Categorical Foundations of Forward Differentiation and Reverse Differentiation

Calculus is one of the most important, successful developments, and perhaps the most applied area of mathematics. Since calculus is revered for its place in applied mathematics, one rarely considers its foundations. The foundational perspective broadens our view and understanding of calculus: why it works and why it behaves the way it does. A foundational description of calculus provides a way of transporting ideas from calculus such as differentiation to settings where there is no sensible notion of limit. As such, this allows for the construction and study of generalized models of differential calculus in a wide variety of fields, of which classical multivariable differential calculus is but one example.

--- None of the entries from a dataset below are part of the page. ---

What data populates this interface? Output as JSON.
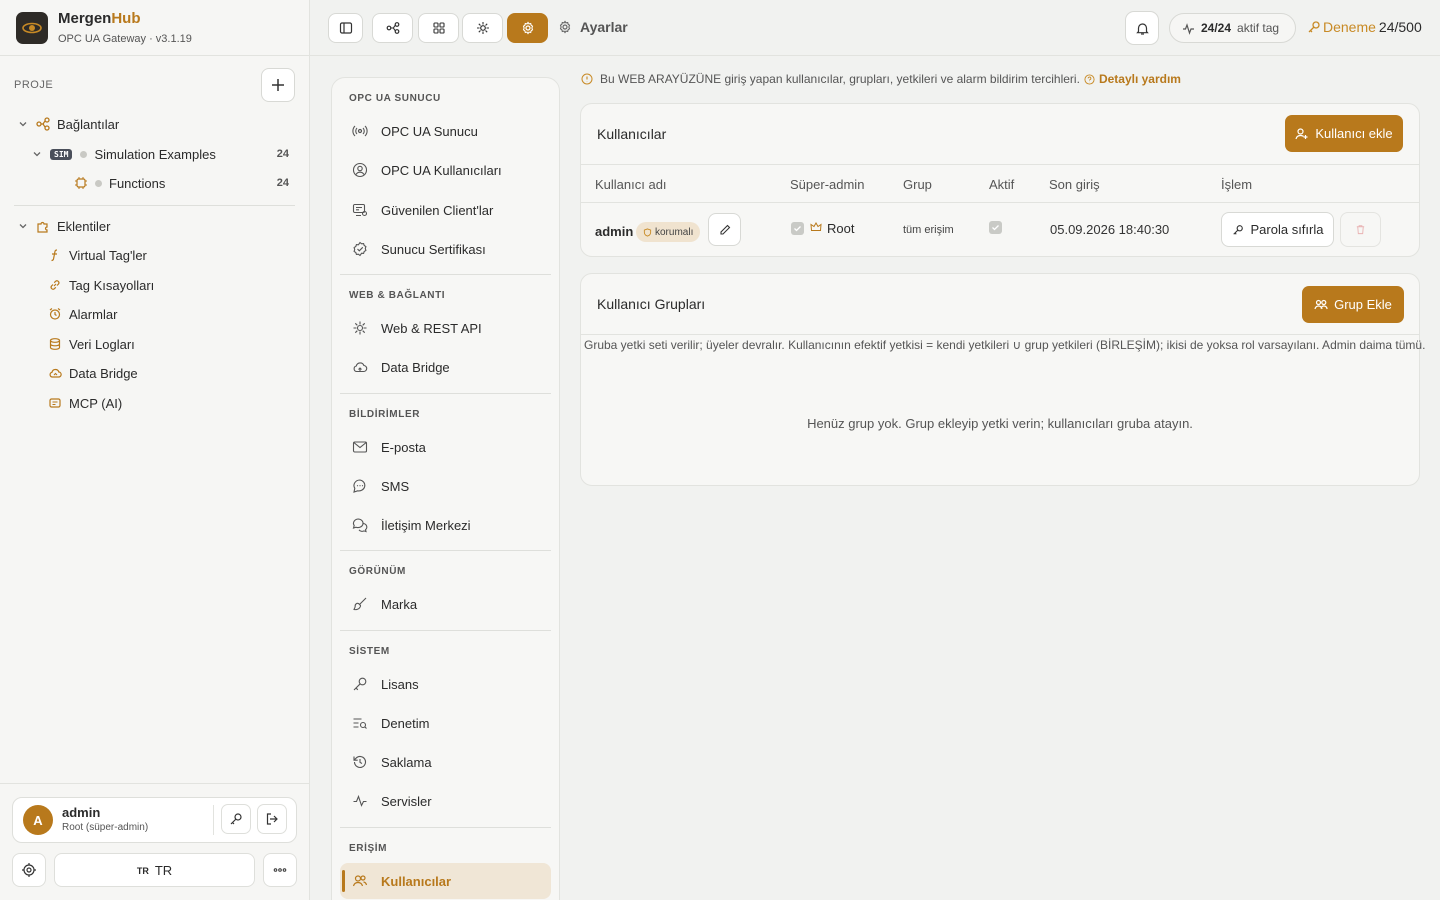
{
  "app": {
    "name_part1": "Mergen",
    "name_part2": "Hub",
    "subtitle": "OPC UA Gateway · v3.1.19"
  },
  "sidebar": {
    "project_label": "PROJE",
    "connections_label": "Bağlantılar",
    "sim_badge": "SIM",
    "sim_name": "Simulation Examples",
    "sim_count": "24",
    "functions_name": "Functions",
    "functions_count": "24",
    "plugins_label": "Eklentiler",
    "plugins": [
      {
        "label": "Virtual Tag'ler",
        "icon": "function-icon"
      },
      {
        "label": "Tag Kısayolları",
        "icon": "link-icon"
      },
      {
        "label": "Alarmlar",
        "icon": "alarm-icon"
      },
      {
        "label": "Veri Logları",
        "icon": "database-icon"
      },
      {
        "label": "Data Bridge",
        "icon": "cloud-sync-icon"
      },
      {
        "label": "MCP (AI)",
        "icon": "ai-chip-icon"
      }
    ],
    "user": {
      "avatar_letter": "A",
      "name": "admin",
      "role": "Root (süper-admin)"
    },
    "language": {
      "small": "TR",
      "label": "TR"
    }
  },
  "topbar": {
    "breadcrumb": "Ayarlar",
    "tag_count": "24/24",
    "tag_label": "aktif tag",
    "trial_label": "Deneme",
    "trial_value": "24/500"
  },
  "settings_nav": {
    "sections": [
      {
        "title": "OPC UA SUNUCU",
        "items": [
          {
            "label": "OPC UA Sunucu",
            "icon": "broadcast-icon"
          },
          {
            "label": "OPC UA Kullanıcıları",
            "icon": "user-circle-icon"
          },
          {
            "label": "Güvenilen Client'lar",
            "icon": "trusted-client-icon"
          },
          {
            "label": "Sunucu Sertifikası",
            "icon": "certificate-icon"
          }
        ]
      },
      {
        "title": "WEB & BAĞLANTI",
        "items": [
          {
            "label": "Web & REST API",
            "icon": "api-icon"
          },
          {
            "label": "Data Bridge",
            "icon": "cloud-sync-icon"
          }
        ]
      },
      {
        "title": "BİLDİRİMLER",
        "items": [
          {
            "label": "E-posta",
            "icon": "mail-icon"
          },
          {
            "label": "SMS",
            "icon": "chat-icon"
          },
          {
            "label": "İletişim Merkezi",
            "icon": "messages-icon"
          }
        ]
      },
      {
        "title": "GÖRÜNÜM",
        "items": [
          {
            "label": "Marka",
            "icon": "brush-icon"
          }
        ]
      },
      {
        "title": "SİSTEM",
        "items": [
          {
            "label": "Lisans",
            "icon": "key-icon"
          },
          {
            "label": "Denetim",
            "icon": "audit-icon"
          },
          {
            "label": "Saklama",
            "icon": "history-icon"
          },
          {
            "label": "Servisler",
            "icon": "activity-icon"
          }
        ]
      },
      {
        "title": "ERİŞİM",
        "items": [
          {
            "label": "Kullanıcılar",
            "icon": "users-icon",
            "active": true
          }
        ]
      }
    ]
  },
  "main": {
    "info_text": "Bu WEB ARAYÜZÜNE giriş yapan kullanıcılar, grupları, yetkileri ve alarm bildirim tercihleri.",
    "help_link": "Detaylı yardım",
    "users_card": {
      "title": "Kullanıcılar",
      "add_button": "Kullanıcı ekle",
      "columns": [
        "Kullanıcı adı",
        "Süper-admin",
        "Grup",
        "Aktif",
        "Son giriş",
        "İşlem"
      ],
      "rows": [
        {
          "username": "admin",
          "badge": "korumalı",
          "super_admin": true,
          "super_admin_label": "Root",
          "group": "tüm erişim",
          "active": true,
          "last_login": "05.09.2026 18:40:30",
          "reset_password": "Parola sıfırla"
        }
      ]
    },
    "groups_card": {
      "title": "Kullanıcı Grupları",
      "add_button": "Grup Ekle",
      "description": "Gruba yetki seti verilir; üyeler devralır. Kullanıcının efektif yetkisi = kendi yetkileri ∪ grup yetkileri (BİRLEŞİM); ikisi de yoksa rol varsayılanı. Admin daima tümü.",
      "empty_text": "Henüz grup yok. Grup ekleyip yetki verin; kullanıcıları gruba atayın."
    }
  },
  "colors": {
    "accent": "#b8791c",
    "trial": "#c88a25",
    "active_bg": "#f0e6d6"
  }
}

The theory of differential categories uses category theory to study the foundations of differential calculus in a variety of interesting settings from commutative algebra, differential geometry, and other areas of pure mathematics. Most recently, the theory of differential categories has gained interest and popularity in theoretical computer science due to its applications in differentiable programming, machine learning, and various other areas.

The main theoretical objective of this research proposal is to expand upon the theory of both forward differential categories and reverse differential categories. This will answer important open questions that remain for (reverse) differential categories, such as completing the map of differential categories and constructing cofree reverse differential categories, as well as pushing the overall field into new and exciting directions, such as reverse differential geometry and fixed point operators. The main practical objective of this research program is to use reverse differential categories for the foundations of automatic differentiation and develop novel models for machine learning. In particular, we will make use of reverse tangent categories to provide new models of machine learning based on smooth manifolds and other suitable models of differential geometry.